The ordeal of traveling endlessly, having your money stolen, and dignity robbed off your person is enough trouble to have in one life.
The road ahead is fraught with danger for a victim of trafficking, and if there’s a lull when authorities can get to a group, it resumes as soon as the authorities pull out. It doesn’t matter if it’s Dover, or further into London, or even further afield such as Birmingham or Newcastle up north.
The point is people can catch up with a group of migrants as easily as the police can, but for a trafficker the job is not over.
The truth is trafficking is a horrible crime. It’s the worst transit crime a person can face whether they are rich or poor. The idea traffickers can reduce wealthy people to poverty and “disappear” poor people away from their families is frightening.
It’s the cruelty involved which is debilitating. The people who do it are just plain evil. These are the experiences of those who’ve been trapped by something they were not planning on becoming embroiled with.
The reason why it happens
Some may say such people got involved because of gambling debts, or irreligion, or because of bad choices in a bad place. The reality is far from it. It isn’t a fault or personal waywardness which comes on people.
The resultant effect of a trafficker’s actions is slavery and it becomes mental, emotional, and spiritual torture for those caught up in it. It’s worse than homelessness. It hits harder than assault or domestic violence put together.
It’s all these rolled up into a larger punishment against the human body which breaks it outright into a form of submission. The use of people who are as broken – and empty inside – as these are is uncertain.
It’s clear that some may end up in sex crimes of different kinds but not the sort which ends up in posh hotels.

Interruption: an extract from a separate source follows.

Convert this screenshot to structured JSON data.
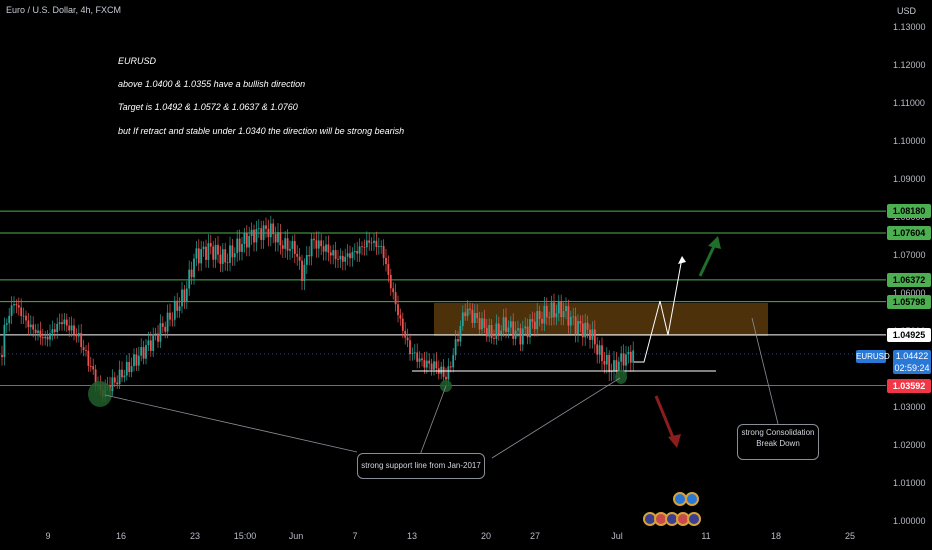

It may be labour they become useful for but it isn’t going to be well paid or maybe even paid at all. The numbers of those involved is low and so they can be slotted in just about anywhere. In fact, traffickers are so emboldened they are able to show who they’ve got and “disappear” those people anywhere they want to.
It just depends on the response they get. The cover of a political moment is sometimes all they need to start it off as a process of breaking into a country to make it acceptable. It’s the sympathy vote which can win in countries where there’s a reluctance to accept what trafficking is.
In the UK we have a history of opposing slavery and it takes a lot of work to bring it to a halt, but we’ve done it before to great effect.
The trouble today is information doesn’t get to people and there are those who spread misinformation all over because they want jobs in industries that do it.
Maybe they want a protest to succeed in its goals, or they want to contradict other people for the sake of contradicting other people. It’s more newsworthy to bite back than to comply.
The intransigence of traffickers
There isn’t much change of tact if it looks bad as we’ve seen from the traffickers who use the English Channel to their advantage. They’ve continued to push boats across and they continued to endanger the lives of thousands.
The truth is they know the UK isn’t a safe place for victims of trafficking anyway. We don’t understand the nature of crime and though we have laws most people are apathetic towards its existence.
The attitude in workplaces is that we don’t matter anyway. The ethic in the UK is that if someone hasn’t got any dignity they’re unlikely to get it while they’re here. It’s a truth seen in schools, universities, and graduate workplaces where selfishness is the rule of thumb.
The idea of people’s self-worth isn’t factored in. It’s a bad place to work at the best of times without feeling inferior already.
The overall downturn in the UK right now isn’t over economics or lack of discipline but a tide of ill-will – or a general wash of selfishness – that’s swept over the entire country.
It leaves us incapable of understanding each other and a basic human need that lies in such issues that goes far beneath the surface of a protest movement or a placard.
There’s a strange gap in people’s understanding. It’s no wonder traffickers find it easy to be here. We don’t appear to care at all.